The court finds that while movants' statement of the law is correct, the facts do not support its contention. In this regard, it is not disputed that Hermitage responded to Mt. Hawley's demand for coverage approximately a week after receiving the letter. Although the letter disclaiming coverage was addressed to Thomas, as Hermitage's insured, it unequivocally stated that no coverage would be provided to Thomas “and all other named insureds under the policy” and that “[w]e also find notice from the plaintiff attorney and all other parties associated with this claim to be late as well.” In this regard, it must also be noted that the letter requested that Hermitage contact plaintiff's attorney, which it did. Also significant is the fact that in her letter dated September 9, 2009, Ms.
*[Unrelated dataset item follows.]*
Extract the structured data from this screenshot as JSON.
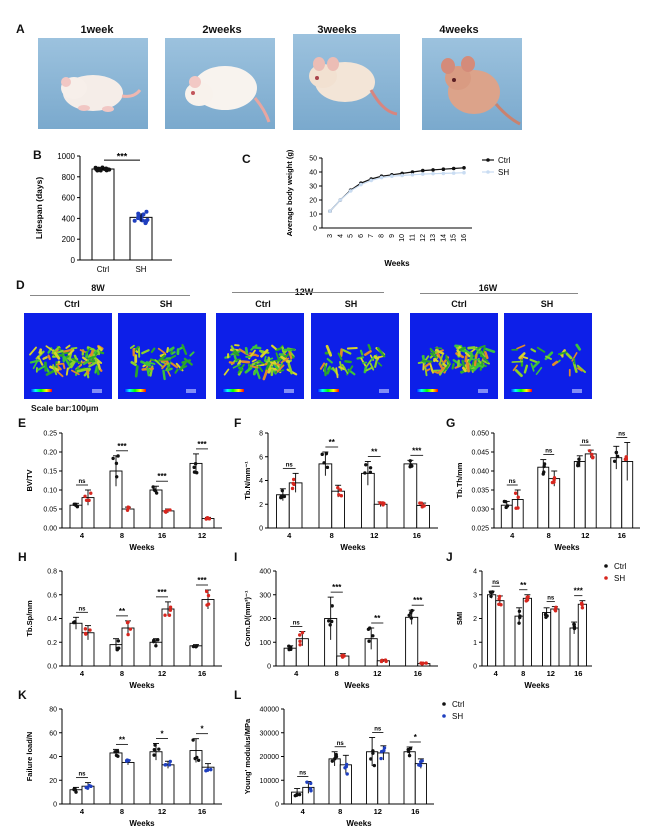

O'Connor stated that she “acknowledge[d] receipt of your January 26, 2009 letter wherein you find all parties associated with this claim to be late in providing notice to Hermitage Insurance and in violation of policy conditions.” Accordingly, movants will not now be permitted to argue that Hermitage never disclaimed coverage.
Conclusion
For the above stated reasons, the cross motion by Hermitage seeking a judgment declaring that it is not obligated to defend and indemnify Delight, Tompkins or Northeast in the underlying Personal Injury Action pursuant to the subject insurance policy is granted and the second third-party complaint is dismissed.
The foregoing constitutes the order, decision and judgment of this court.